Farmer Vance was busy with his horses. Dan waited a moment, a flush of red showing through his bronzed cheek. Then in a full, clear voice, he broke out with—

“Ho! my comrades, see the signal Waving in the sky, Reinforcements now appearing, Victory is nigh!

_Cho_:—“Hold the fort for I am coming, Jesus signals still. Wave the answer back to heaven, By Thy grace we will!”

Farmer Vance was the first to strike in on the chorus; he sang a tolerably good bass. Very soon two or three of the others caught the strain, and the barn fairly rang with the soul-inspiring words.

“I give it up,” whispered Joe Derrick to our friend of the shirt-sleeves. “Think of Dan Harte singing psalm tunes! There must be a something to turn him right square about so. An’ the old place, too. Been by there lately? Looks like a garding—all the front yard does. An’ he’s built on a shed for his wife to wash in; actu’ly has a carpet in t’other room.”

“I suppose you an’ me could have carpets, Joe, if we’d let drink alone,” said the other, soberly. “But what beats me is the way Vance held in out there in the hay-field. ’Tain’t natural, ’n I can’t account for ’t. If anybody’d a told me that man would stand there and see that hay as good as sp’iled and never say a word—he looked kind a riled, you could see that—I’d a risked my best hat!”

“But seein’’s believin’, and as for hearin’—Hark, now!”

Dan had struck into,

“No surrender to the foe! Shout the cry where’er you go. Falter never! we must win, No surrendering to sin. No surrender! Let it be Battle cry for you and me. God will help us, He is near, He is with us, do not fear.

“No surrender! then at last All our conflicts over-past, Glad will be our welcoming To the city of the King. Forward, then! fall into line! Bright the conqueror’s crown will shine. Storm the camp of sin and wrong, Sweet will be the victor’s song.”

“I ain’t sure but we’d better enlist,” said Joe, half-laughing, but drawing his sleeve suspiciously across his eyes. “I never thought much of psalm-singing an’ new doings; but when you see they’re good for something—I tell you what: if Vance says anything more about our going to church, I’m his man. I believe I’ll try a hand at that myself.”

VIII.

THE WONDERFUL BOOK.

“These were more noble than those in Thessalonica, in that they received the word with all readiness of mind, and searched the Scriptures daily, whether those things were so.”

“Aunty McFane is real sick,” whispered Dick to Sue Sherman in the Sabbath School class. “I stopped there this morning.
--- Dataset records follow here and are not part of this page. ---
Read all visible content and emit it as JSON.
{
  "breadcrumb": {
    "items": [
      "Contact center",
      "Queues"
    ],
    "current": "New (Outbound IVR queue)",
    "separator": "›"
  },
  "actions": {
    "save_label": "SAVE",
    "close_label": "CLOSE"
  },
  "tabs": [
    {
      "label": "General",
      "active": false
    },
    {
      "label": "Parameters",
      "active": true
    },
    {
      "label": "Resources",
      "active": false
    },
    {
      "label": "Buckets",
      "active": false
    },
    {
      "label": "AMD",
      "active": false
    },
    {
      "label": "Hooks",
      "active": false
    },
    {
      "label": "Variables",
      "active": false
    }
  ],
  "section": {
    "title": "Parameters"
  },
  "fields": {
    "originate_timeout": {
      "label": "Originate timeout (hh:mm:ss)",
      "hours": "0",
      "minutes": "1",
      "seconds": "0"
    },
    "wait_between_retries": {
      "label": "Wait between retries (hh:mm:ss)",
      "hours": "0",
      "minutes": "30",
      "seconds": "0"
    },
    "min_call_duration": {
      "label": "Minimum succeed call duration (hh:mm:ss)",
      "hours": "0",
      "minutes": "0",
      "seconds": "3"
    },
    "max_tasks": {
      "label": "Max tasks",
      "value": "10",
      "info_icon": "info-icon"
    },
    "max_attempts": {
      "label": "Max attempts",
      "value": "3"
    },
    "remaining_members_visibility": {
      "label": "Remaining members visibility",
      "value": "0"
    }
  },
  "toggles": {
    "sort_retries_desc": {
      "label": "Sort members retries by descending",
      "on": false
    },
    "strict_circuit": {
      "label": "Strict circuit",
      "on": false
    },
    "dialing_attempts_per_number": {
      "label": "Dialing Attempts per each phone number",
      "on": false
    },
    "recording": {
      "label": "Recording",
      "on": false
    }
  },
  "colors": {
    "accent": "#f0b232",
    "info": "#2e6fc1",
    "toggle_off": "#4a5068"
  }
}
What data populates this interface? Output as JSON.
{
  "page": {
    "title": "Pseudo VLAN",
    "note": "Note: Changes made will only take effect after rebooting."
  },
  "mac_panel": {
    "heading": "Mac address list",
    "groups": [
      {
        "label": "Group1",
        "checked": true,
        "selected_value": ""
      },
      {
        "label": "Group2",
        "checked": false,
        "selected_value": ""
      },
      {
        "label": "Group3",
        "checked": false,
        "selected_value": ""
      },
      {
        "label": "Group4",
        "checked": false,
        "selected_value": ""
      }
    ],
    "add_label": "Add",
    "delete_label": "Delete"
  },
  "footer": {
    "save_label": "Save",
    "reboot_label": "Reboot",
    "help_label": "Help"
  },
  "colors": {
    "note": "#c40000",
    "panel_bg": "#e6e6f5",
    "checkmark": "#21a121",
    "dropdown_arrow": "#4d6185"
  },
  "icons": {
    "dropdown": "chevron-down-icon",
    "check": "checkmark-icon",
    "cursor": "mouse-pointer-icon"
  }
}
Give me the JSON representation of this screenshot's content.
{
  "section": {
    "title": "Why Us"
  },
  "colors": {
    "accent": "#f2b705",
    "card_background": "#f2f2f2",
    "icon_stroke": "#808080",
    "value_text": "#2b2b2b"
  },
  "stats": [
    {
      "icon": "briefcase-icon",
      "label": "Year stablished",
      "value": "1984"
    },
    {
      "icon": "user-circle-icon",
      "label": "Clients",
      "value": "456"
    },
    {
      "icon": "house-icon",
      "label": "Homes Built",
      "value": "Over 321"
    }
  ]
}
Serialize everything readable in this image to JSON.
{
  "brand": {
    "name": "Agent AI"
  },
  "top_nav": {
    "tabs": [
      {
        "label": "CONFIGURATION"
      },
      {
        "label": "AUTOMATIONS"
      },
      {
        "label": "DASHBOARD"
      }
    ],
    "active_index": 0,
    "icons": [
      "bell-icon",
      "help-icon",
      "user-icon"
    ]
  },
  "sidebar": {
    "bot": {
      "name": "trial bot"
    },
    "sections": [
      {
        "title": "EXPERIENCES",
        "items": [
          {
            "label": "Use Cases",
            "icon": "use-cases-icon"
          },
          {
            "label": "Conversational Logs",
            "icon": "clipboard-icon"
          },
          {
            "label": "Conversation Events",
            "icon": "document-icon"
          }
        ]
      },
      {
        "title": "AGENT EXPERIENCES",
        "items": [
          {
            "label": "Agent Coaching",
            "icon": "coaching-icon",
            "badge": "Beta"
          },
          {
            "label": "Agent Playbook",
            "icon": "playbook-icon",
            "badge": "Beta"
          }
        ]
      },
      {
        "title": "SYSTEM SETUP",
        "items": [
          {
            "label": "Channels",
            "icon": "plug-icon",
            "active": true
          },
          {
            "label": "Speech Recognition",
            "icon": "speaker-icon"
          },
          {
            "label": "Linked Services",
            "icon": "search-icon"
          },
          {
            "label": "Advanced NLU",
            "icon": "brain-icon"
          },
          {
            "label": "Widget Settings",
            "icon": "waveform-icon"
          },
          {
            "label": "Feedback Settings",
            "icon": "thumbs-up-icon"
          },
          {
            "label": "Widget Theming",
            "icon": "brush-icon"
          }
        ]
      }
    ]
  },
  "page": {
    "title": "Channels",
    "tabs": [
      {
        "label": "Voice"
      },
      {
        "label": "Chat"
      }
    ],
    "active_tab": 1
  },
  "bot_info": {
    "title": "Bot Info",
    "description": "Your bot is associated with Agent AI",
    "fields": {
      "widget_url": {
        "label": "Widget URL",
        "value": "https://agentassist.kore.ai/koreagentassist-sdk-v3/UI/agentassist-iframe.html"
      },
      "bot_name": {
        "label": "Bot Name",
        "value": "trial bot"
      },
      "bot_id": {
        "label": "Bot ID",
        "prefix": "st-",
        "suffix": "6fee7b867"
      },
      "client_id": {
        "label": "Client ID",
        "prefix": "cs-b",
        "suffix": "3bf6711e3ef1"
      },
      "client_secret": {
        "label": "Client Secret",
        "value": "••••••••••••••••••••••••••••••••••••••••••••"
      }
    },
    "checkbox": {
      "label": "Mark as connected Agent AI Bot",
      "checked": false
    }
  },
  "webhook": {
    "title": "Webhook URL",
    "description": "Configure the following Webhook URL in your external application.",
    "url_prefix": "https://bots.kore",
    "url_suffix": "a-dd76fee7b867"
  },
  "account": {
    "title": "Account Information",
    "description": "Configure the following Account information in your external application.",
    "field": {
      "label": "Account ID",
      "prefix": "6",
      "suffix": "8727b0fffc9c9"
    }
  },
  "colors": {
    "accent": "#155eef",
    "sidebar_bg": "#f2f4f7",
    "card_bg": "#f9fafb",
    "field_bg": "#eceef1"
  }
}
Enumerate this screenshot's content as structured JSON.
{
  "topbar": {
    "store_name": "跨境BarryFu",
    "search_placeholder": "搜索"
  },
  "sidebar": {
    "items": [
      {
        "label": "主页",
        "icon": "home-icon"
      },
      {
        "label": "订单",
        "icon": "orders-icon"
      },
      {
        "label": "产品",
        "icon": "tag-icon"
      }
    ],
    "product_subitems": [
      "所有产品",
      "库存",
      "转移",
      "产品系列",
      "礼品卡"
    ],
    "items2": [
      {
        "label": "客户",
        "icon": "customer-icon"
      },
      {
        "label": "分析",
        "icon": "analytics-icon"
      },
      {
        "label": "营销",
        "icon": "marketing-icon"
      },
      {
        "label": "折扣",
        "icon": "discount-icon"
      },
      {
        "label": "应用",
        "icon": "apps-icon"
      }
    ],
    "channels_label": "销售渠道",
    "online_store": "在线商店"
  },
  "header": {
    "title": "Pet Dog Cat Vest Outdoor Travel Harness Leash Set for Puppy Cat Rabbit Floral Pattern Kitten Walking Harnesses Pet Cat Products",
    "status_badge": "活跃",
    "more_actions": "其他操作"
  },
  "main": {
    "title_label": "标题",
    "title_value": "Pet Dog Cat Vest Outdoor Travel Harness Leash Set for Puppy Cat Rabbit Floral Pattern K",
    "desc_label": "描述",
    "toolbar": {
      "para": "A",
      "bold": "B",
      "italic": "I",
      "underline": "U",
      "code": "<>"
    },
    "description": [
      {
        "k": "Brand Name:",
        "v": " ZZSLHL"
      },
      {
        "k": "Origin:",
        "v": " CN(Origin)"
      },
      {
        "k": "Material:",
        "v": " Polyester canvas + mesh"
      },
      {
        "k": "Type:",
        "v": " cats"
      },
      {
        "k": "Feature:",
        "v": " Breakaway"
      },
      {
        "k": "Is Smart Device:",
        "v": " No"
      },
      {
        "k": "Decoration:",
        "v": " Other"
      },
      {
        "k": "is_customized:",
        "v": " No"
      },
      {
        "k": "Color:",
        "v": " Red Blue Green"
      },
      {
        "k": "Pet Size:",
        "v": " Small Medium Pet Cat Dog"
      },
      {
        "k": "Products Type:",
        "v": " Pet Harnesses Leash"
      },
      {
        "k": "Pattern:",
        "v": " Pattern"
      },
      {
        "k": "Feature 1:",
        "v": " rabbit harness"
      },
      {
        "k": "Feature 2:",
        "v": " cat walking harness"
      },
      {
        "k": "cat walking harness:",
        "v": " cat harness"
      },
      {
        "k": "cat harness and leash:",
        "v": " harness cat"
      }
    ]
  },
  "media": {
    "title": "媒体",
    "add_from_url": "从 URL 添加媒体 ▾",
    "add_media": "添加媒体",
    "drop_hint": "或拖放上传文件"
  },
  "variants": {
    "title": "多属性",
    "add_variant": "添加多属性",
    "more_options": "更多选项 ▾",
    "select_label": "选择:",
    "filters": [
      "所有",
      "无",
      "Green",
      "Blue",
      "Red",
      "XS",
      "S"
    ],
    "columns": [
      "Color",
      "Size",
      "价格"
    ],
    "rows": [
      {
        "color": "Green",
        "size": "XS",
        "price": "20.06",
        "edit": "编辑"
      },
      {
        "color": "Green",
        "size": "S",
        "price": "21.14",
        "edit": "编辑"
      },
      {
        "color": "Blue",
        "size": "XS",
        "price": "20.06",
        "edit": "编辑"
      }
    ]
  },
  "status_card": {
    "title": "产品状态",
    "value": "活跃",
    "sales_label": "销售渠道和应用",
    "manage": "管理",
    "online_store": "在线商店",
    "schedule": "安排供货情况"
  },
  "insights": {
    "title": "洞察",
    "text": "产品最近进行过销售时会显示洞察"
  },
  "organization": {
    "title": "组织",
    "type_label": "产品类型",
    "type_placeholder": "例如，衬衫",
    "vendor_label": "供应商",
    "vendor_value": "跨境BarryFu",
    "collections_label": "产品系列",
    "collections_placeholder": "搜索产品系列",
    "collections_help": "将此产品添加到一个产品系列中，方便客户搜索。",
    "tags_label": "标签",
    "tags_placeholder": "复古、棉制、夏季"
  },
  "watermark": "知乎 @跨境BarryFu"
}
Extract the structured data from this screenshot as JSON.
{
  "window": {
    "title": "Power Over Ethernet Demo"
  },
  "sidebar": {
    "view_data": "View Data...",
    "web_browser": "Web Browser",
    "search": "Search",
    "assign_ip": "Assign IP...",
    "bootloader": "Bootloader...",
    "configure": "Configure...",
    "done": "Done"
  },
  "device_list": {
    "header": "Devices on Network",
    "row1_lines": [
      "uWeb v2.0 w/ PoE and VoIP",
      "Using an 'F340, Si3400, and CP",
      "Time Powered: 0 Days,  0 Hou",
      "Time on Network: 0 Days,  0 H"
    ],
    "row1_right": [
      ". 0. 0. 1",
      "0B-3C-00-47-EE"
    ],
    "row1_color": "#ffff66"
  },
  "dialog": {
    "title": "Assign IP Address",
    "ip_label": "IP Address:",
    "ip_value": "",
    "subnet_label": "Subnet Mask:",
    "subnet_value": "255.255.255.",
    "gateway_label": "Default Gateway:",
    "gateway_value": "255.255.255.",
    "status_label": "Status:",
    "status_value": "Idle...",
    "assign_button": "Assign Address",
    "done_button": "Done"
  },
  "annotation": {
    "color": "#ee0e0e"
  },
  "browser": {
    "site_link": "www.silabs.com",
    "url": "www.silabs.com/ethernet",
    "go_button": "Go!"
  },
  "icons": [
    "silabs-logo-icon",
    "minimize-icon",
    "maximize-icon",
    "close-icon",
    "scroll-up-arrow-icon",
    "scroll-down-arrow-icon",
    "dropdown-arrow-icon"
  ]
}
The doctor says she can’t live a great while.”

“I’m so sorry. Who is with her?” asked Sue, her face full of real concern.

“Judy Ryan. Father has hired her to stay all the time. Isn’t it nice?”

“Splendid! Judy is so neat,—and she likes what Aunty McFane likes.” Sue added the last in a still lower whisper.

“I know,” said Dick. “She had just been reading a chapter in the Bible out loud, and Aunty McFane said there was a promise for every ache she had. Isn’t it funny,” he continued, turning to Miss Marvin, “that folks just as different as can be find exactly what they want in the Bible?”

“It was provided for everybody by One who knew all hearts,” rejoined Miss Marvin; “and the more we study it, the more wonderful it seems. I remember reading once about a silver egg, prepared as a present to a Saxon queen. You opened the silver by a secret spring, and there was found a yolk of gold. You found the spring of the gold, and it flew open and disclosed a beautiful bird. Press the wings of the bird, and in its breast was found a crown, jewelled and radiant. And within the crown, upheld by a spring like the rest, was a ring of diamonds which fitted the finger of the princess. ‘So,’ said the author, ‘there is many a promise within a promise, in the Bible, the silver around the gold, the gold around the jewels; and too few of God’s children ever find their way far enough among the springs to discover the crown of His rejoicing or the ring of His covenant of peace.’”

“There are great minds who don’t believe a word of the Bible,” said Will Carter.

“Yes; but in spite of all these great minds can do and say, men, women, and children go on, year after year, finding comfort, happiness, and help, as well as eternal life, in its pages.”

“Oh! it’s all well enough for poor, low, ignorant people, who haven’t any other comfort,” rejoined Will, carelessly.